If I am in one of our country programmes, my day can start at 4am to get up and out to the field for sunrise and the best light. WaterAid's ethos is to start with the hardest to reach first, that often means we stay in extremely remote locations where there is only one accommodation option. Even then, we often spend 2-3 hours travelling out to communities that we are working with. I will spend the whole day on location, depending what the shoot is, it could be in a health centre or school, following the daily lives of people there and filming their stories. The days are long, we often wrap after sunset and won't get back until 8pm, then you have to back up all the footage and plan the next day - so it's hard work and you have to love it otherwise it would break you! Our shoots are usually about 12 - 14 days and it can be really hard to leave families or communities that you have become so close to in that time, knowing you probably won't ever have the chance to come back.
The Culture Of My Workplace... it's a very relaxed environment but driven. Everyone who works at WaterAid is incredibly passionate about the work that we do and that really shines through. There is a real belief in a work/life balance and an ethos of flexibility which means you can work flexi-time or work from home whenever you feel you need. I can always leave at 5pm if I want - it is totally different to my experience in TV!

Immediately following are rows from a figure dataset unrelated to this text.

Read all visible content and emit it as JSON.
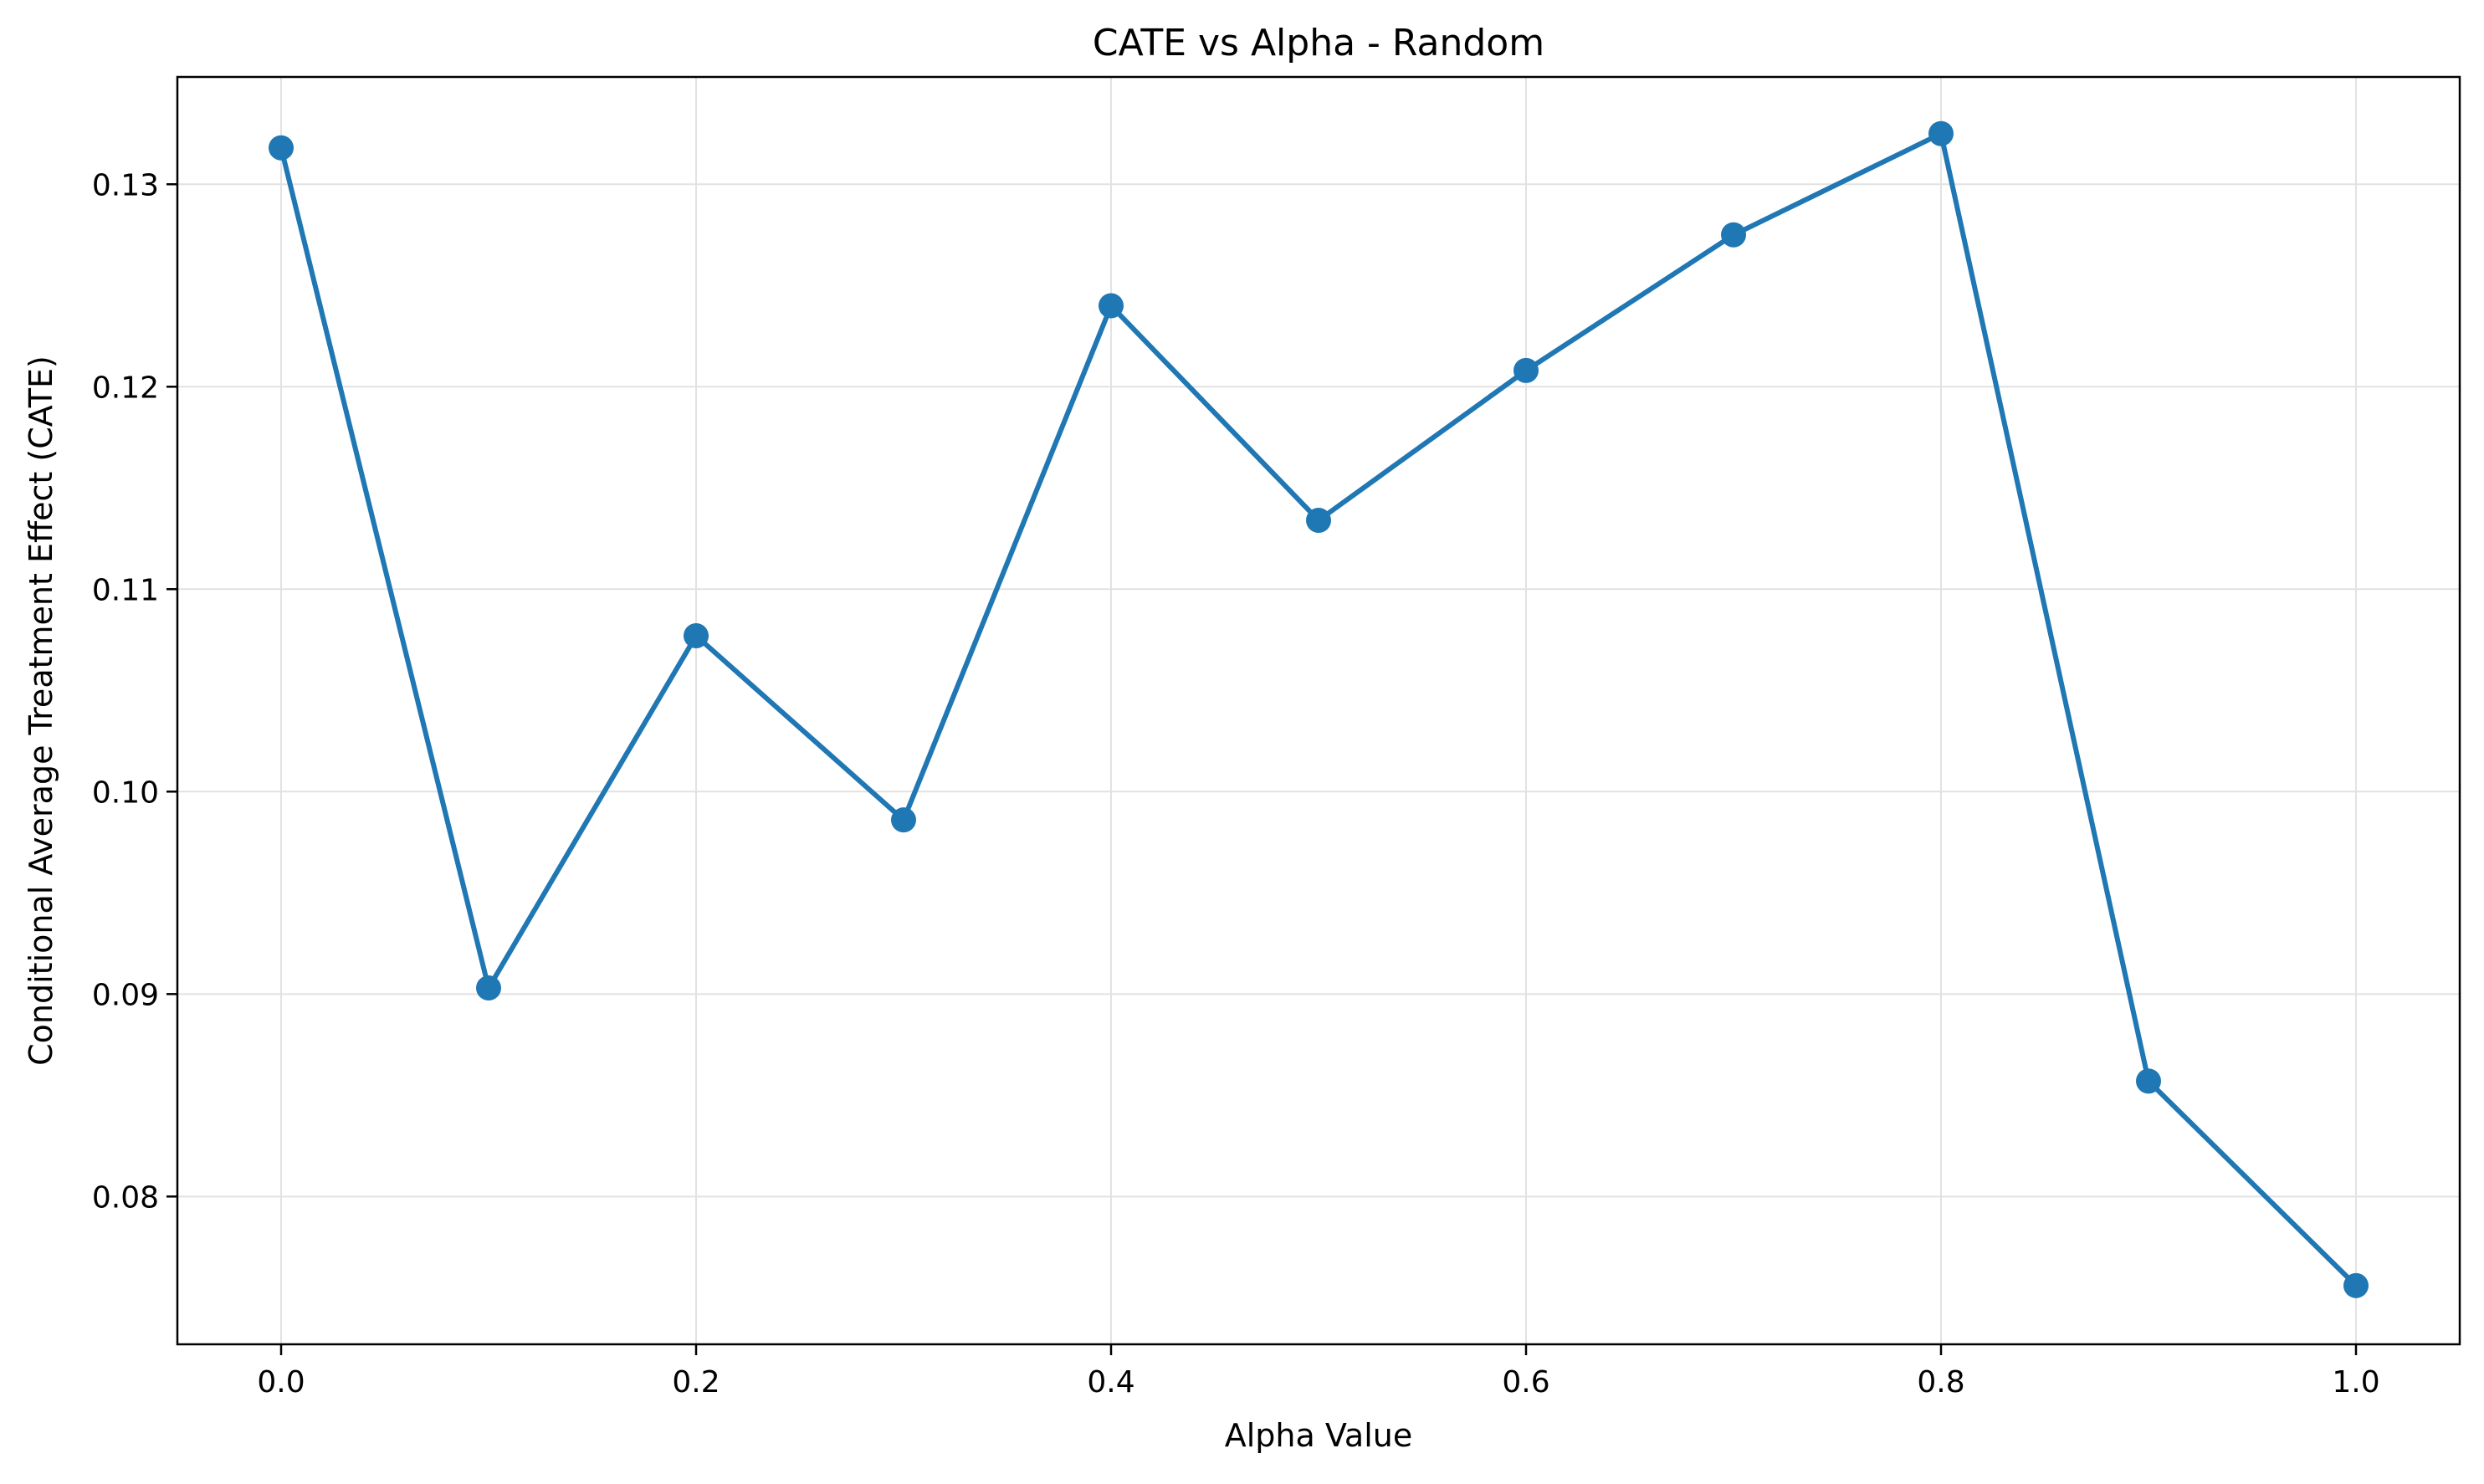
{
  "colors": {
    "series": "#1f77b4",
    "grid": "#e2e2e2",
    "axes": "#000000",
    "background": "#ffffff"
  },
  "chart_data": {
    "type": "line",
    "title": "CATE vs Alpha - Random",
    "xlabel": "Alpha Value",
    "ylabel": "Conditional Average Treatment Effect (CATE)",
    "xlim": [
      -0.05,
      1.05
    ],
    "ylim": [
      0.0727,
      0.1353
    ],
    "xticks": [
      0.0,
      0.2,
      0.4,
      0.6,
      0.8,
      1.0
    ],
    "xtick_labels": [
      "0.0",
      "0.2",
      "0.4",
      "0.6",
      "0.8",
      "1.0"
    ],
    "yticks": [
      0.08,
      0.09,
      0.1,
      0.11,
      0.12,
      0.13
    ],
    "ytick_labels": [
      "0.08",
      "0.09",
      "0.10",
      "0.11",
      "0.12",
      "0.13"
    ],
    "grid": true,
    "legend": "none",
    "marker": "circle",
    "series": [
      {
        "x": [
          0.0,
          0.1,
          0.2,
          0.3,
          0.4,
          0.5,
          0.6,
          0.7,
          0.8,
          0.9,
          1.0
        ],
        "values": [
          0.1318,
          0.0903,
          0.1077,
          0.0986,
          0.124,
          0.1134,
          0.1208,
          0.1275,
          0.1325,
          0.0857,
          0.0756
        ]
      }
    ]
  }
}
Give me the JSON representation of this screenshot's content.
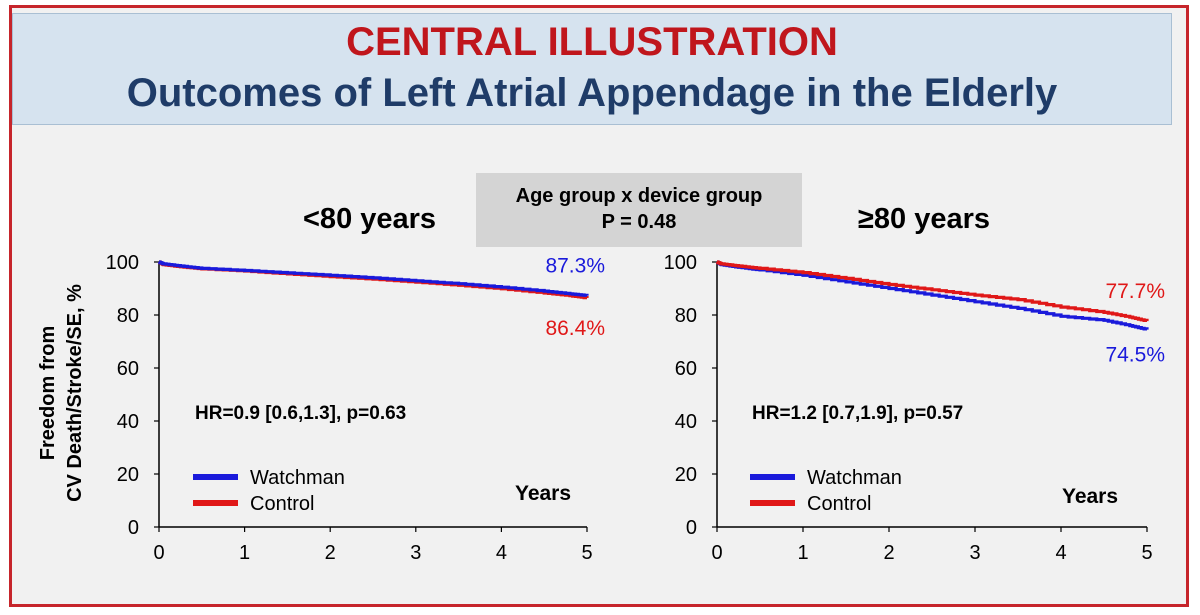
{
  "header": {
    "line1": "CENTRAL ILLUSTRATION",
    "line2": "Outcomes of Left Atrial Appendage in the Elderly"
  },
  "interaction_box": {
    "line1": "Age group x device group",
    "line2": "P = 0.48"
  },
  "shared_ylabel": {
    "line1": "Freedom from",
    "line2": "CV Death/Stroke/SE, %"
  },
  "colors": {
    "watchman": "#1a1adb",
    "control": "#e01818",
    "header_red": "#c0161c",
    "header_blue": "#1f3c68"
  },
  "chart_data": [
    {
      "type": "line",
      "title": "<80 years",
      "xlabel": "Years",
      "ylabel": "Freedom from CV Death/Stroke/SE, %",
      "xlim": [
        0,
        5
      ],
      "ylim": [
        0,
        100
      ],
      "xticks": [
        "0",
        "1",
        "2",
        "3",
        "4",
        "5"
      ],
      "yticks": [
        "0",
        "20",
        "40",
        "60",
        "80",
        "100"
      ],
      "annotation": "HR=0.9 [0.6,1.3], p=0.63",
      "legend": [
        "Watchman",
        "Control"
      ],
      "series": [
        {
          "name": "Watchman",
          "end_label": "87.3%",
          "x": [
            0,
            0.05,
            0.25,
            0.5,
            1,
            1.5,
            2,
            2.5,
            3,
            3.5,
            4,
            4.5,
            4.8,
            5
          ],
          "y": [
            100,
            99.3,
            98.5,
            97.6,
            96.8,
            95.9,
            95.0,
            94.0,
            92.9,
            91.8,
            90.5,
            89.0,
            88.0,
            87.3
          ]
        },
        {
          "name": "Control",
          "end_label": "86.4%",
          "x": [
            0,
            0.05,
            0.25,
            0.5,
            1,
            1.5,
            2,
            2.5,
            3,
            3.5,
            4,
            4.5,
            4.8,
            5
          ],
          "y": [
            100,
            99.0,
            98.2,
            97.4,
            96.6,
            95.5,
            94.5,
            93.5,
            92.4,
            91.2,
            89.9,
            88.3,
            87.3,
            86.4
          ]
        }
      ]
    },
    {
      "type": "line",
      "title": "≥80 years",
      "xlabel": "Years",
      "ylabel": "",
      "xlim": [
        0,
        5
      ],
      "ylim": [
        0,
        100
      ],
      "xticks": [
        "0",
        "1",
        "2",
        "3",
        "4",
        "5"
      ],
      "yticks": [
        "0",
        "20",
        "40",
        "60",
        "80",
        "100"
      ],
      "annotation": "HR=1.2 [0.7,1.9], p=0.57",
      "legend": [
        "Watchman",
        "Control"
      ],
      "series": [
        {
          "name": "Watchman",
          "end_label": "74.5%",
          "x": [
            0,
            0.05,
            0.25,
            0.5,
            1,
            1.5,
            2,
            2.5,
            3,
            3.5,
            4,
            4.5,
            4.8,
            5
          ],
          "y": [
            100,
            99.0,
            98.0,
            97.0,
            95.0,
            92.5,
            90.0,
            87.5,
            85.0,
            82.5,
            79.5,
            78.0,
            76.0,
            74.5
          ]
        },
        {
          "name": "Control",
          "end_label": "77.7%",
          "x": [
            0,
            0.05,
            0.25,
            0.5,
            1,
            1.5,
            2,
            2.5,
            3,
            3.5,
            4,
            4.5,
            4.8,
            5
          ],
          "y": [
            100,
            99.3,
            98.5,
            97.6,
            96.0,
            93.8,
            91.5,
            89.5,
            87.5,
            85.8,
            83.0,
            81.0,
            79.2,
            77.7
          ]
        }
      ]
    }
  ]
}
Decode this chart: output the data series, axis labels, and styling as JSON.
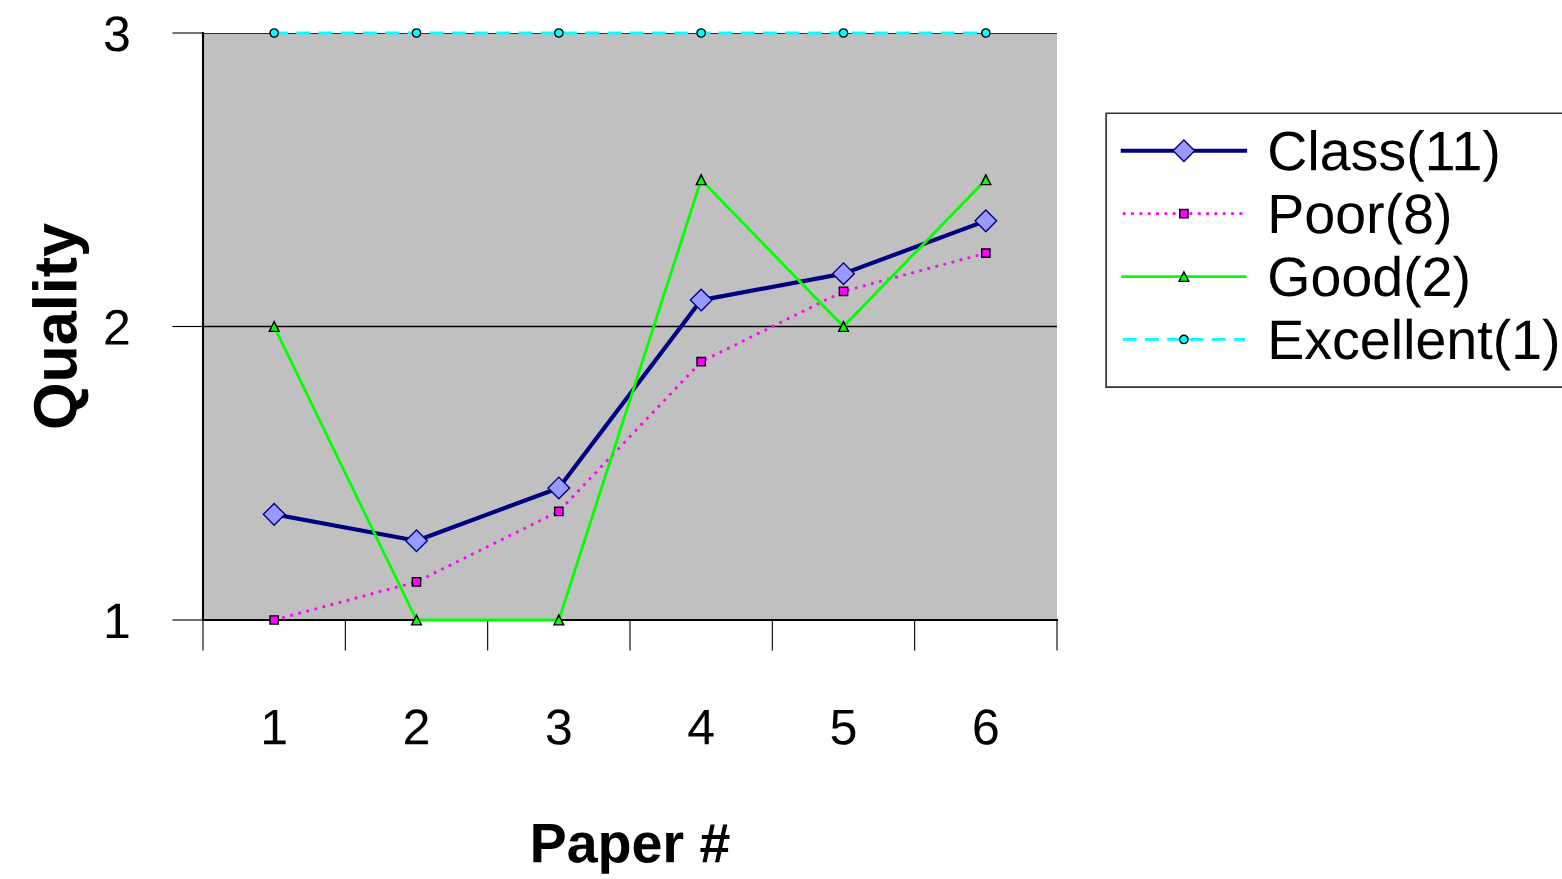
{
  "chart_data": {
    "type": "line",
    "xlabel": "Paper #",
    "ylabel": "Quality",
    "categories": [
      "1",
      "2",
      "3",
      "4",
      "5",
      "6"
    ],
    "ylim": [
      1,
      3
    ],
    "yticks": [
      1,
      2,
      3
    ],
    "grid": "y",
    "legend": "right",
    "series": [
      {
        "name": "Class(11)",
        "color": "#000080",
        "marker": "diamond",
        "line_style": "solid",
        "values": [
          1.36,
          1.27,
          1.45,
          2.09,
          2.18,
          2.36
        ]
      },
      {
        "name": "Poor(8)",
        "color": "#ff00ff",
        "marker": "square",
        "line_style": "dotted",
        "values": [
          1.0,
          1.13,
          1.37,
          1.88,
          2.12,
          2.25
        ]
      },
      {
        "name": "Good(2)",
        "color": "#00ff00",
        "marker": "triangle",
        "line_style": "solid",
        "values": [
          2,
          1,
          1,
          2.5,
          2,
          2.5
        ]
      },
      {
        "name": "Excellent(1)",
        "color": "#00ffff",
        "marker": "circle",
        "line_style": "dashed",
        "values": [
          3,
          3,
          3,
          3,
          3,
          3
        ]
      }
    ]
  }
}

My Most Memorable Work Moment... I've had many "I can't believe I get paid to do this!" moments, but they are normally followed by a "I'm definitely not paid enough to do this" so I try not to get too carried away when things are going well. I love to travel and meet people, so every trip has it's memorable moments, highs and lows! I've just got back from Mali where I directed a short film with Songoy Blues (they are ambassadors for WaterAid) in Malick Sidibe's studio in Bamako which was a pretty special day.
My Role Models are... is it bad to say I don't really have any? I can't think of any anyway! I think I get more inspired by some of my friends who have challenging jobs such as social work or who have launched their own businesses and are generally doing really well.
The Most Challenging Part of My Job...is seeing how most of the world are forced to live and seeing so much wasted potential in children around the world. We're so far removed from it in the developed world.
The Best Part of My Job... is traveling and meeting people who I would never have the opportunity to meet. I get to travel fairly often to places off the beaten track such as Madagascar & you are often the first westerner a community has ever met which really is special. Building up relationships and sharing stories makes you realise how small the world really is and how humans are the same the world over, no matter where you are or how you live. Also, if you're organised, you can add time and annual leave on to a trip to do some exploring. I did this in February when I went to Rwanda and I visited the mountain gorillas which had been on my bucket list for a long time and that was an amazing experience.
After Work... I wish I had hobbies, but the truth is I love wine and I love my mates, so my weekday evenings are spent catching up with friends at a pub or over dinner. If I am staying in, I will be smashing through a Netflix series at an unhealthy rate and going to bed far to early for someone in their early 30s.
Plan B: If I wasn't doing this, I would... there isn't a plan B. I just always wanted to do a job I was passionate about and enjoyed and I've found that. If that changes for some reason in the future, I hope I have the courage to find something else to pursue.